Jakarta (ANTARA News) - Konstitusi telah menjamin pemenuhan hak-hak kewarganegaraan dan kependudukan namun berbagai peraturan daerah masih membebani masyarakat dalam mengurus hak-hak tersebut.

Hal tersebut dikemukakan Ketua Institut Kewarganegaraan Indonesia (IKI) KH Slamet Effendy Yusuf MSi di Jakarta, Jumat.

"Misalnya, mengurus akta kelahiran yang masih dipungut berbagai biaya, dan persyaratannya yang seharusnya cuma 4 macam bisa menjadi 10 macam,” kata Slamet Effendy.

Dia mengemukakan sekitar 40 persen penduduk Indonesia yang memiliki akta kelahiran.

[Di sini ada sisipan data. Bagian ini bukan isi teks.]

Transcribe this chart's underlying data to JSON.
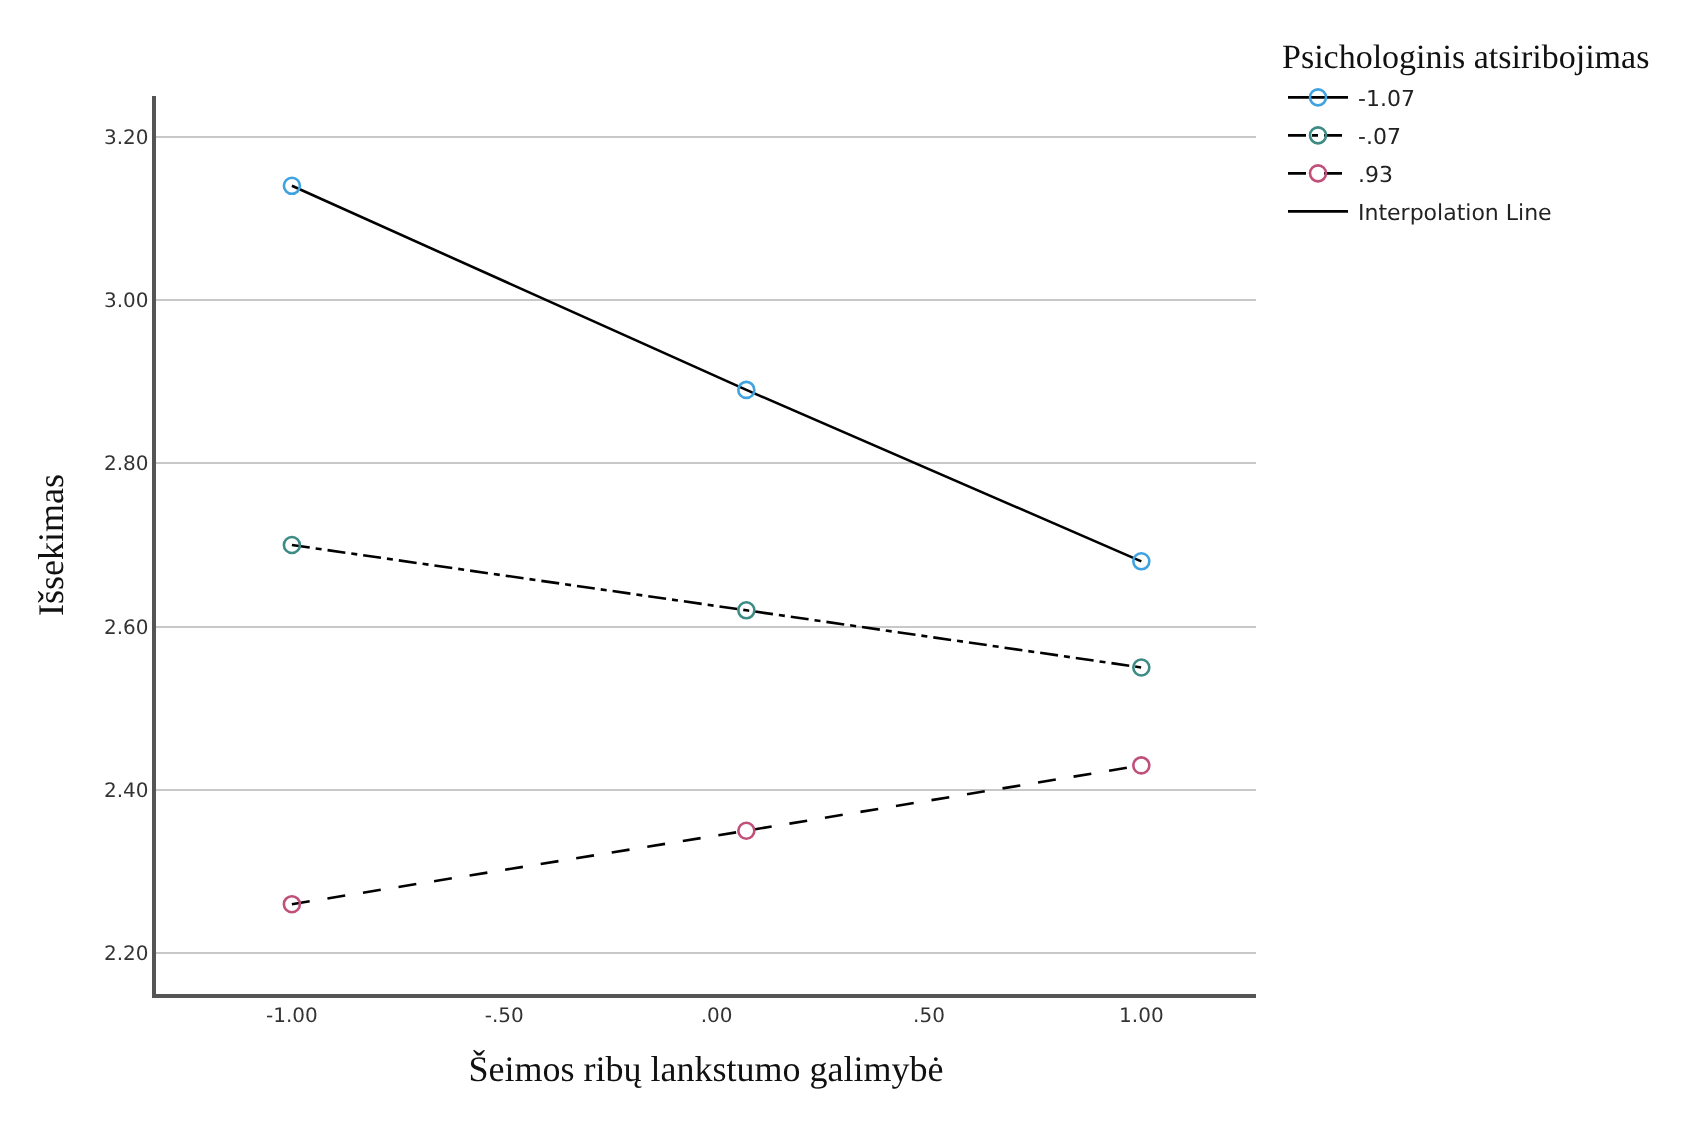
{
  "chart_data": {
    "type": "line",
    "xlabel": "Šeimos ribų lankstumo galimybė",
    "ylabel": "Išsekimas",
    "legend_title": "Psichologinis atsiribojimas",
    "x": [
      -1.0,
      0.07,
      1.0
    ],
    "series": [
      {
        "name": "-1.07",
        "color": "#3fa3e0",
        "line_style": "solid",
        "values": [
          3.14,
          2.89,
          2.68
        ]
      },
      {
        "name": "-.07",
        "color": "#3d8b85",
        "line_style": "dashdot",
        "values": [
          2.7,
          2.62,
          2.55
        ]
      },
      {
        "name": ".93",
        "color": "#c0507a",
        "line_style": "dashed",
        "values": [
          2.26,
          2.35,
          2.43
        ]
      },
      {
        "name": "Interpolation Line",
        "type": "line",
        "marker": "none",
        "color": "#000000",
        "values": [
          null,
          null,
          null
        ]
      }
    ],
    "marker": "circle",
    "xlim": [
      -1.32,
      1.27
    ],
    "xticks": [
      {
        "value": -1,
        "label": "-1.00"
      },
      {
        "value": -0.5,
        "label": "-.50"
      },
      {
        "value": 0,
        "label": ".00"
      },
      {
        "value": 0.5,
        "label": ".50"
      },
      {
        "value": 1,
        "label": "1.00"
      }
    ],
    "ylim": [
      2.15,
      3.25
    ],
    "yticks": [
      {
        "value": 2.2,
        "label": "2.20"
      },
      {
        "value": 2.4,
        "label": "2.40"
      },
      {
        "value": 2.6,
        "label": "2.60"
      },
      {
        "value": 2.8,
        "label": "2.80"
      },
      {
        "value": 3.0,
        "label": "3.00"
      },
      {
        "value": 3.2,
        "label": "3.20"
      }
    ],
    "grid": "y",
    "legend": "top right"
  }
}
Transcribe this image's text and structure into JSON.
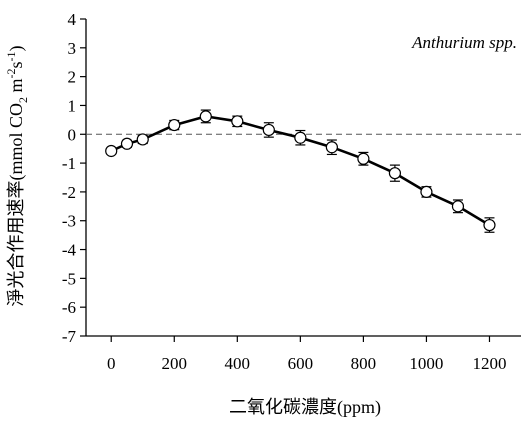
{
  "chart_data": {
    "type": "line",
    "title": "",
    "xlabel": "二氧化碳濃度(ppm)",
    "ylabel": {
      "prefix": "淨光合作用速率(mmol CO",
      "sub1": "2",
      "mid": " m",
      "sup1": "-2",
      "s": "s",
      "sup2": "-1",
      "suffix": ")"
    },
    "annotation": "Anthurium spp.",
    "xlim": [
      -80,
      1300
    ],
    "ylim": [
      -7,
      4
    ],
    "xticks": [
      0,
      200,
      400,
      600,
      800,
      1000,
      1200
    ],
    "xtick_labels": [
      "0",
      "200",
      "400",
      "600",
      "800",
      "1000",
      "1200"
    ],
    "yticks": [
      4,
      3,
      2,
      1,
      0,
      -1,
      -2,
      -3,
      -4,
      -5,
      -6,
      -7
    ],
    "ytick_labels": [
      "4",
      "3",
      "2",
      "1",
      "0",
      "-1",
      "-2",
      "-3",
      "-4",
      "-5",
      "-6",
      "-7"
    ],
    "reference_line": {
      "y": 0,
      "style": "dashed"
    },
    "grid": false,
    "legend": "none",
    "series": [
      {
        "x": [
          0,
          50,
          100,
          200,
          300,
          400,
          500,
          600,
          700,
          800,
          900,
          1000,
          1100,
          1200
        ],
        "y": [
          -0.58,
          -0.33,
          -0.18,
          0.32,
          0.62,
          0.45,
          0.15,
          -0.12,
          -0.45,
          -0.85,
          -1.35,
          -2.0,
          -2.5,
          -3.15
        ],
        "err": [
          0.06,
          0.12,
          0.14,
          0.16,
          0.22,
          0.18,
          0.25,
          0.25,
          0.25,
          0.22,
          0.28,
          0.18,
          0.22,
          0.25
        ],
        "color": "#000000",
        "marker": "open-circle"
      }
    ]
  }
}
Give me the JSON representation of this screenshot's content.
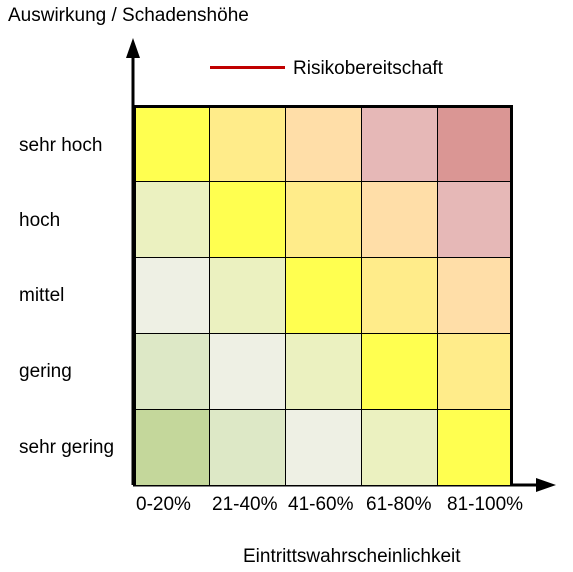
{
  "y_axis_title": "Auswirkung / Schadenshöhe",
  "x_axis_title": "Eintrittswahrscheinlichkeit",
  "legend": {
    "label": "Risikobereitschaft",
    "color": "#c00000"
  },
  "rows": [
    "sehr hoch",
    "hoch",
    "mittel",
    "gering",
    "sehr gering"
  ],
  "columns": [
    "0-20%",
    "21-40%",
    "41-60%",
    "61-80%",
    "81-100%"
  ],
  "cell_colors": [
    [
      "#ffff50",
      "#ffec8a",
      "#ffdea8",
      "#e6b8b7",
      "#da9694"
    ],
    [
      "#ebf1c0",
      "#ffff50",
      "#ffec8a",
      "#ffdea8",
      "#e6b8b7"
    ],
    [
      "#eef0e4",
      "#ebf1c0",
      "#ffff50",
      "#ffec8a",
      "#ffdea8"
    ],
    [
      "#dde8c6",
      "#eef0e4",
      "#ebf1c0",
      "#ffff50",
      "#ffec8a"
    ],
    [
      "#c4d79b",
      "#dde8c6",
      "#eef0e4",
      "#ebf1c0",
      "#ffff50"
    ]
  ]
}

Di sisi lain, seluruh instansi pemerintah dalam merekrut pegawai selalu mewajibkan bukti kepemilikan akta kelahiran.

Seiring putusan Mahkamah Konstitusi yang menghapus wewenang pengadilan dalam penetapan akta kelahiran yang melampaui batas satu tahun, IKI mengimbau setiap Pemda untuk segera membentuk Unit Pelayanan Teknis Dinas (UPTD) Kependudukan dan catatan sipil hingga tingkat Kecamatan.

Berdasarkan putusan MK tersebut, mulai 1 Mei 2013 pelaporan kelahiran yang melampaui batas waktu 1 tahun, pencatatannya tidak perlu lagi melalui penetapan pengadilan negeri karena bisa diproses Dinas Dukcapil kabupaten/kota.

"Menteri dalam negeri harus segera menerbitkan instruksi kepada jajarannya agar menbentuk unit pelaksana teknis dinas di setiap kecamatan untuk menjamin pelayanan khususnya pembuatan akta kelahiran menjangkau setiap masyarakat dan tidak dipungut biaya," kata Slamet Effendy.

IKI pada Kamis (3/10) mengadakan diskusi terbatas mengenai hak kewarganegaraan dan dihadiri perwakilan dari Kemkumham, Kemdagri, Kementerian Pemberdayaan Perempuan dan Perlindungan Anak, Komnas Perlindungan Anak, serta ormas atau LSM seperti plan internasional, GTZ, Komisi Perlindungan Anak, Forum Komunikasi Kesatuan Bangsa, Perhimpunan Marga-marga Tionghoa di Jakarta, Majelis Adat Budaya Tionghoa, KPC Melati, dan lain-lain.

Dalam diskusi tersebut, Atik SH MH, pembicara dari Direktorat Jenderal Kependudukan dan Pencatatan Sipil Kementerian Dalam Negeri, mengungkapkan pemerintah ingin memberi pelayanan kepada masyarakat dan tidak menolerir pemalsuan dokumen dalam pengurusan dokumen kependudukan dan catatan sipil.

"Kalau ada pemalsuan ini berbahaya dan sesuai pasal 93 UU Adminduk yang bersangkutan dapat dikenakan pidana 6 tahun maupun denda Rp.50 juta,” kata Atik.

Dalam diskusi tersebut pihak pemerintah menjelaskan bahwa sejak terbitnya UU Kewarganegaraan Nomor 12 tahun 2006 maka peraturan perundangan sebelumnya yang mengatur mengenai kewarganegaraan tidak berlaku, oleh karena itu penyelesaian masalah kewarganegaraan harus mengacu pada UU No 12/2006.

Pihak pemerintah dalam diskusi itu juga mengingatkan bahwa UU tersebut pada prinsipnya menyatakan bahwa setiap orang yang lahir di Indonesia dan tidak mempunyai kewarganegaraan lain adalah Warga Negara Indonesia. Surat Bukti Kewarganegaraan Republik Indonesia (SBKRI) tidak diperlukan lagi karena sekarang bukti kewarganegaraan sudah terdapat dalam Akta Kelahiran.